A Proposta de Emenda Constitucional (PEC) que limita o aumento dos gastos públicos à inflação do ano anterior tem despertado questionamentos importantes, principalmente da parte de analistas que se dizem preocupados em preservar os gastos públicos em educação e saúde. Segundo estes analistas, como as despesas com Previdência e assistência social vão crescer acima da inflação e o aumento do total de gastos não poderá ultrapassar a inflação do ano anterior, algum outro componente da estrutura de gastos públicos terá de ajustar-se para que a regra não seja descumprida. E os candidatos mais claros são saúde e educação.
Essas preocupações são bastante relevantes na medida em que educação e saúde deveriam ser as principais prioridades de qualquer país de renda média, como o Brasil, que pretenda se tornar um país de renda elevada no futuro. Mas elas partem da premissa de que é inexorável que os gastos com aposentadorias e pensões cresçam acima da inflação do ano anterior. Porém, a evolução desses gastos depende da manutenção ou não das regras hoje vigentes no sistema previdenciário e assistencial do país, o que, como veremos, é insustentável.
Nosso sistema de aposentadorias e pensões é extremamente generoso, se comparado ao de outros países. O Brasil gasta hoje 13% do PIB com aposentadorias e pensões de inativos do setor público e do setor privado e tem aproximadamente 7% de sua população com mais de 65 anos de idade. Países que gastam esse montante do PIB com assistência e Previdência Social (Alemanha, por exemplo) têm uma porcentagem muito maior da população com mais de 65 anos (mais de 20%, no caso da Alemanha).
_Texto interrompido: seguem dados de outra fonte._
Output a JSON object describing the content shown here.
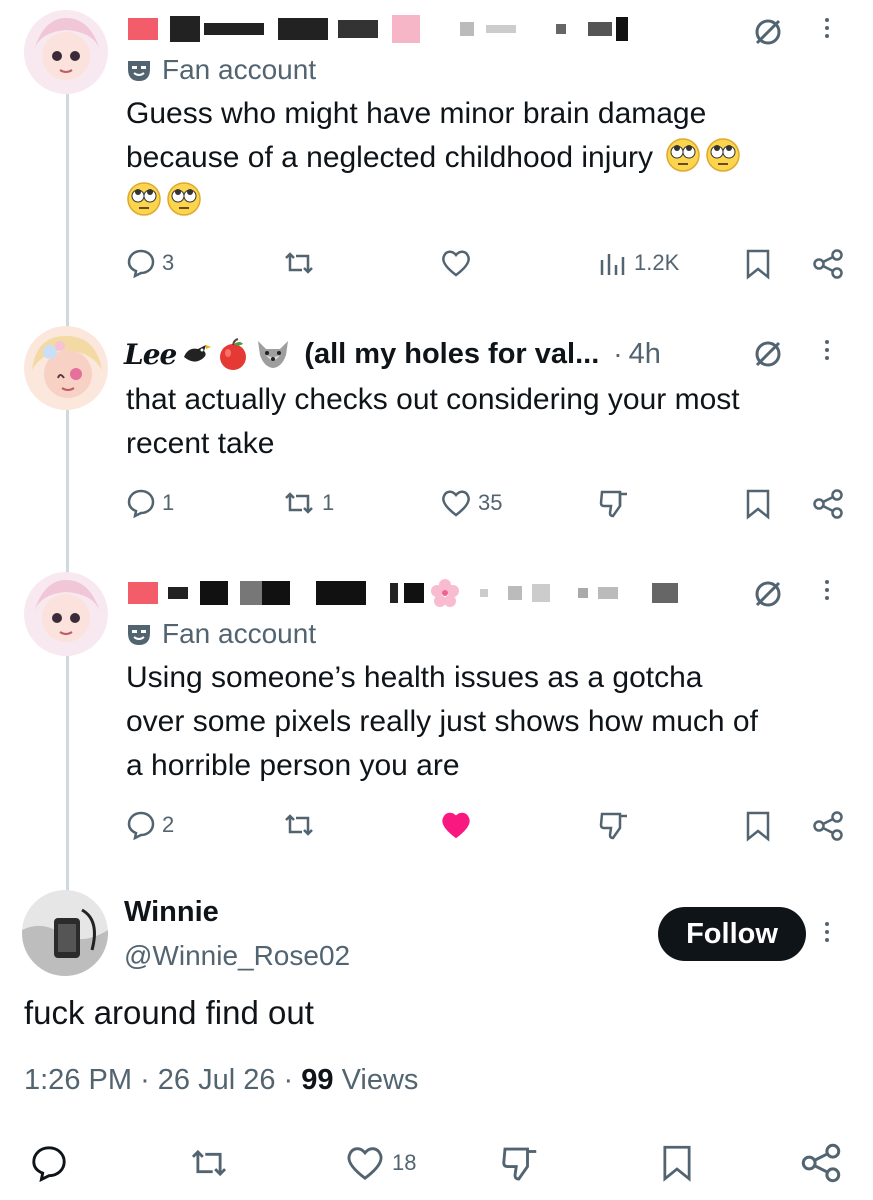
{
  "posts": [
    {
      "badge": "Fan account",
      "text_line1": "Guess who might have minor brain damage",
      "text_line2": "because of a neglected childhood injury",
      "emoji_name": "face-with-rolling-eyes",
      "replies": "3",
      "views": "1.2K"
    },
    {
      "display_name": "(all my holes for val...",
      "name_script": "Lee",
      "time": "4h",
      "text_line1": "that actually checks out considering your most",
      "text_line2": "recent take",
      "replies": "1",
      "reposts": "1",
      "likes": "35"
    },
    {
      "badge": "Fan account",
      "text_line1": "Using someone’s health issues as a gotcha",
      "text_line2": "over some pixels really just shows how much of",
      "text_line3": "a horrible person you are",
      "replies": "2",
      "liked": true
    }
  ],
  "main_post": {
    "display_name": "Winnie",
    "handle": "@Winnie_Rose02",
    "follow_label": "Follow",
    "text": "fuck around find out",
    "time": "1:26 PM",
    "date": "26 Jul 26",
    "views_count": "99",
    "views_label": "Views",
    "likes": "18"
  },
  "colors": {
    "text": "#0f1419",
    "muted": "#536471",
    "thread_line": "#cfd9de",
    "liked_heart": "#f91880"
  }
}
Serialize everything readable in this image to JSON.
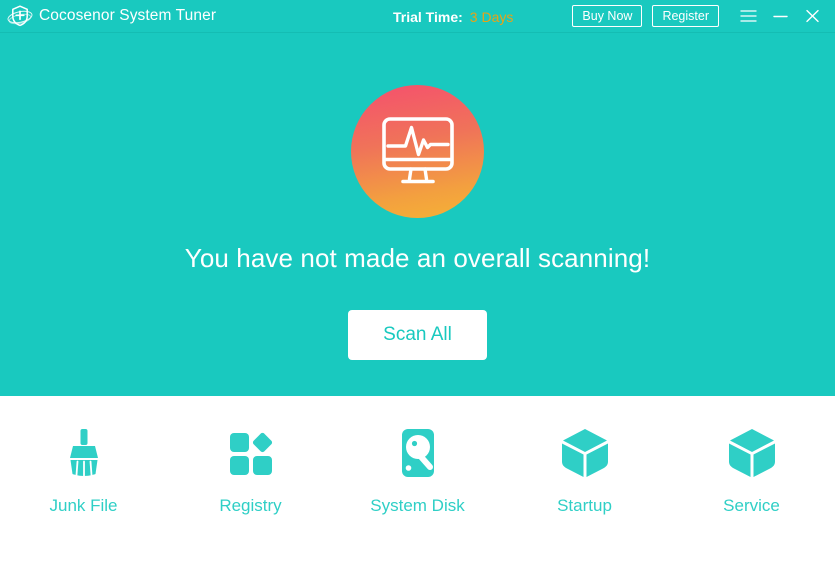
{
  "window": {
    "title": "Cocosenor System Tuner",
    "logo_icon": "shield-plus-logo-icon"
  },
  "titlebar": {
    "trial_label": "Trial Time:",
    "trial_value": "3 Days",
    "trial_value_color": "#e8a317",
    "buy_now_label": "Buy Now",
    "register_label": "Register",
    "menu_icon": "hamburger-menu-icon",
    "minimize_icon": "minimize-icon",
    "close_icon": "close-icon",
    "background_color": "#19c9bf"
  },
  "hero": {
    "status_icon": "monitor-pulse-icon",
    "status_icon_gradient_from": "#f4536a",
    "status_icon_gradient_to": "#f5b335",
    "message": "You have not made an overall scanning!",
    "scan_button_label": "Scan All",
    "background_color": "#19c9bf"
  },
  "tools": {
    "accent_color": "#2fcfc6",
    "items": [
      {
        "label": "Junk File",
        "icon": "broom-icon"
      },
      {
        "label": "Registry",
        "icon": "registry-blocks-icon"
      },
      {
        "label": "System Disk",
        "icon": "hard-disk-icon"
      },
      {
        "label": "Startup",
        "icon": "cube-icon"
      },
      {
        "label": "Service",
        "icon": "cube-icon"
      }
    ]
  }
}
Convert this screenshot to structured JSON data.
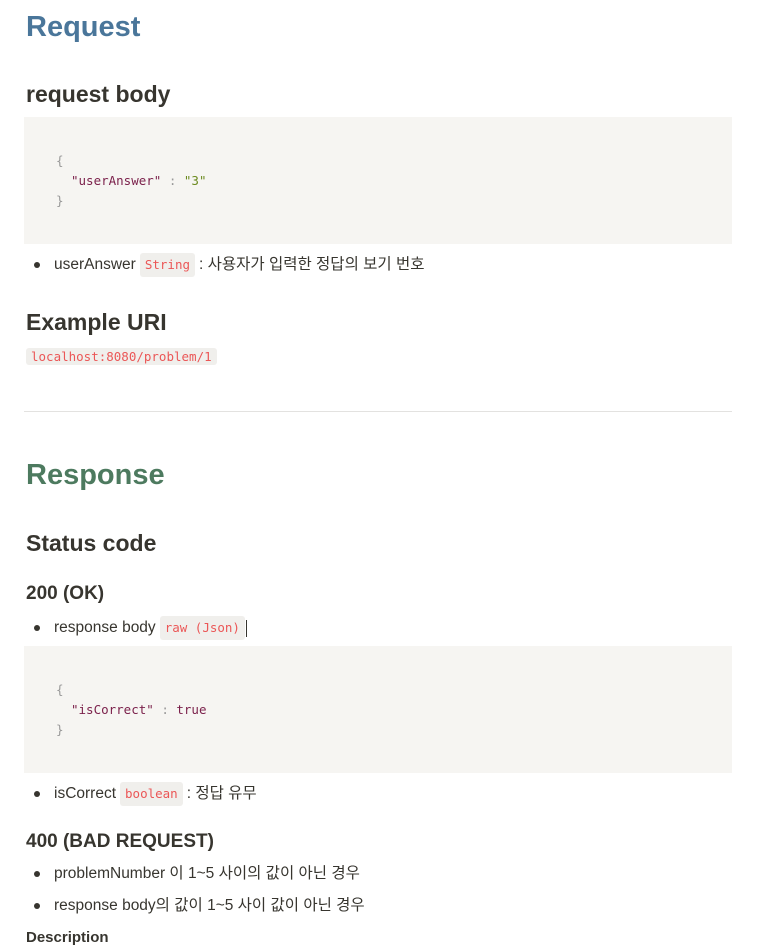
{
  "request": {
    "title": "Request",
    "body_heading": "request body",
    "code": {
      "open": "{",
      "key": "\"userAnswer\"",
      "sep": " : ",
      "value": "\"3\"",
      "close": "}"
    },
    "field": {
      "name": "userAnswer",
      "type": "String",
      "desc": ": 사용자가 입력한 정답의 보기 번호"
    },
    "example_heading": "Example URI",
    "example_uri": "localhost:8080/problem/1"
  },
  "response": {
    "title": "Response",
    "status_heading": "Status code",
    "ok": {
      "heading": "200 (OK)",
      "body_label": "response body",
      "body_type": "raw (Json)",
      "code": {
        "open": "{",
        "key": "\"isCorrect\"",
        "sep": " : ",
        "value": "true",
        "close": "}"
      },
      "field": {
        "name": "isCorrect",
        "type": "boolean",
        "desc": ": 정답 유무"
      }
    },
    "bad": {
      "heading": "400 (BAD REQUEST)",
      "items": [
        "problemNumber 이 1~5 사이의 값이 아닌 경우",
        "response body의 값이 1~5 사이 값이 아닌 경우"
      ]
    },
    "description_heading": "Description"
  }
}
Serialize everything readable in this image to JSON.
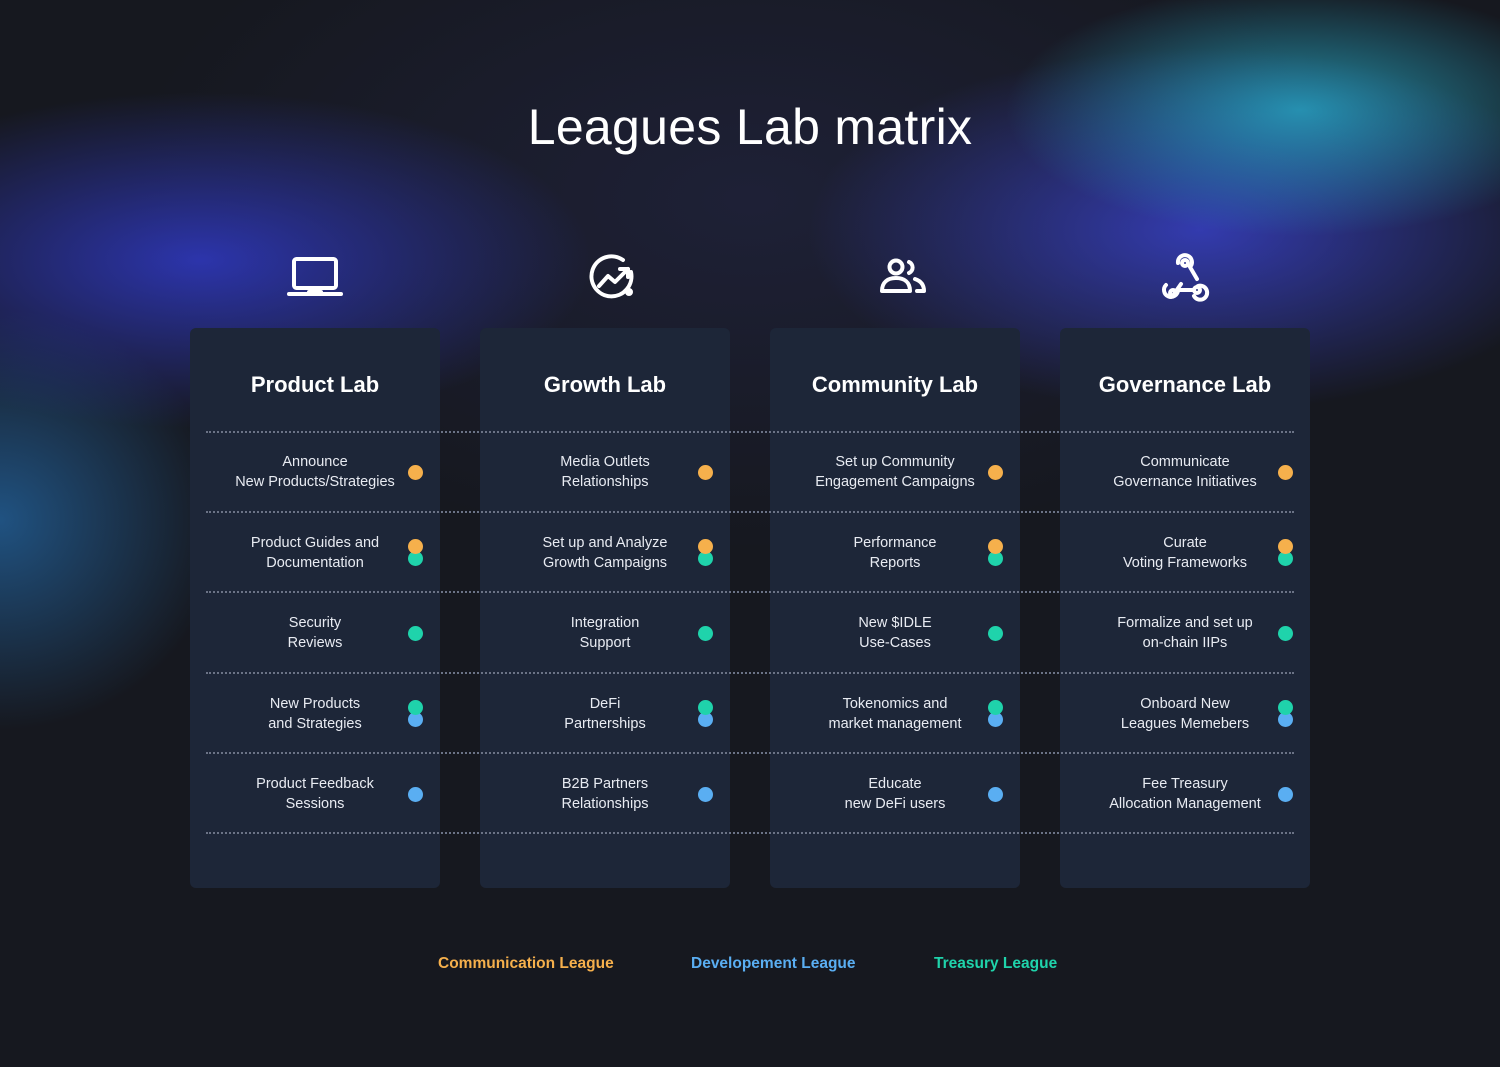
{
  "title": "Leagues Lab matrix",
  "colors": {
    "communication": "#f6b04c",
    "development": "#5aaef2",
    "treasury": "#1fd3ab"
  },
  "legend": [
    {
      "label": "Communication League",
      "color": "#f6b04c"
    },
    {
      "label": "Developement League",
      "color": "#5aaef2"
    },
    {
      "label": "Treasury League",
      "color": "#1fd3ab"
    }
  ],
  "labs": [
    {
      "icon": "laptop-icon",
      "title": "Product Lab",
      "items": [
        {
          "label": "Announce\nNew Products/Strategies",
          "leagues": [
            "communication"
          ]
        },
        {
          "label": "Product Guides and\nDocumentation",
          "leagues": [
            "communication",
            "treasury"
          ]
        },
        {
          "label": "Security\nReviews",
          "leagues": [
            "treasury"
          ]
        },
        {
          "label": "New Products\nand Strategies",
          "leagues": [
            "treasury",
            "development"
          ]
        },
        {
          "label": "Product Feedback\nSessions",
          "leagues": [
            "development"
          ]
        }
      ]
    },
    {
      "icon": "growth-chart-icon",
      "title": "Growth Lab",
      "items": [
        {
          "label": "Media Outlets\nRelationships",
          "leagues": [
            "communication"
          ]
        },
        {
          "label": "Set up and Analyze\nGrowth Campaigns",
          "leagues": [
            "communication",
            "treasury"
          ]
        },
        {
          "label": "Integration\nSupport",
          "leagues": [
            "treasury"
          ]
        },
        {
          "label": "DeFi\nPartnerships",
          "leagues": [
            "treasury",
            "development"
          ]
        },
        {
          "label": "B2B Partners\nRelationships",
          "leagues": [
            "development"
          ]
        }
      ]
    },
    {
      "icon": "users-icon",
      "title": "Community Lab",
      "items": [
        {
          "label": "Set up Community\nEngagement Campaigns",
          "leagues": [
            "communication"
          ]
        },
        {
          "label": "Performance\nReports",
          "leagues": [
            "communication",
            "treasury"
          ]
        },
        {
          "label": "New $IDLE\nUse-Cases",
          "leagues": [
            "treasury"
          ]
        },
        {
          "label": "Tokenomics and\nmarket management",
          "leagues": [
            "treasury",
            "development"
          ]
        },
        {
          "label": "Educate\nnew DeFi users",
          "leagues": [
            "development"
          ]
        }
      ]
    },
    {
      "icon": "webhook-icon",
      "title": "Governance Lab",
      "items": [
        {
          "label": "Communicate\nGovernance Initiatives",
          "leagues": [
            "communication"
          ]
        },
        {
          "label": "Curate\nVoting Frameworks",
          "leagues": [
            "communication",
            "treasury"
          ]
        },
        {
          "label": "Formalize and set up\non-chain IIPs",
          "leagues": [
            "treasury"
          ]
        },
        {
          "label": "Onboard New\nLeagues Memebers",
          "leagues": [
            "treasury",
            "development"
          ]
        },
        {
          "label": "Fee Treasury\nAllocation Management",
          "leagues": [
            "development"
          ]
        }
      ]
    }
  ]
}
O Brasil é um claro “outlier”, ou seja, fora do normal, neste quesito. É um dos poucos países que não têm uma idade mínima para se aposentar. Em média, a idade em que as pessoas se aposentam no Brasil é 55 anos, ou seja, no auge da capacidade de trabalho. Hoje, 41,5% das despesas do orçamento público federal se destinam a pagar aposentadorias e pensões. E o pior é que, como a expectativa de vida da população está aumentando, mantidas as regras atuais, a tendência ao aumento do gasto é inexorável. Com inflação de 4,5% ao ano, os gastos com Previdência e assistência social aumentariam 9,8% ao ano. Se nada for feito e se todos os outros itens do Orçamento forem reajustados pela inflação, daqui a 20 anos os gastos com Previdência e assistência atingirão 64% do total de gastos do governo federal.
Por outro lado, caso a PEC seja aprovada, sem reforma do sistema de aposentadorias e pensões, em 20 anos todo o gasto do governo federal terá de ser destinado a pagar estes benefícios. Isso mostra que apenas aprovar a PEC não é uma proposta viável. Será necessário aprovar também uma mudança abrangente nas regras da Previdência e assistência social. Por outro lado, a não aprovação da PEC não resolverá o problema, apenas adiaria o dia da verdade. Seria como dar morfina a um doente em estado quase terminal. Diminui as dores no curto prazo, mas enfraquece ainda mais o doente no longo prazo. É fundamental intervir para curar a doença, ainda que o tratamento seja doloroso.
A excessiva benevolência do sistema de Previdência e assistência social brasileiro terá de ser atacada mais cedo ou mais tarde. E, quanto mais cedo, menos doloroso será o tratamento. A maior virtude da PEC que limita o crescimento dos gastos é exatamente explicitar esse fato, na medida em que mostra que o sistema previdenciário é insustentável. Com isso, espera-se que todos os cidadãos efetivamente interessados em preservar os gastos com saúde e educação se mobilizem em prol da aprovação de uma reforma que torne o sistema de aposentadorias e pensões sustentável. Não aprovar esta PEC com o argumento de que, com ela, os gastos com educação e saúde teriam de ser reduzidos, seria um tiro que sai pela culatra.
Fonte: “O Estado de S. Paulo”, 21 de agosto de 2016.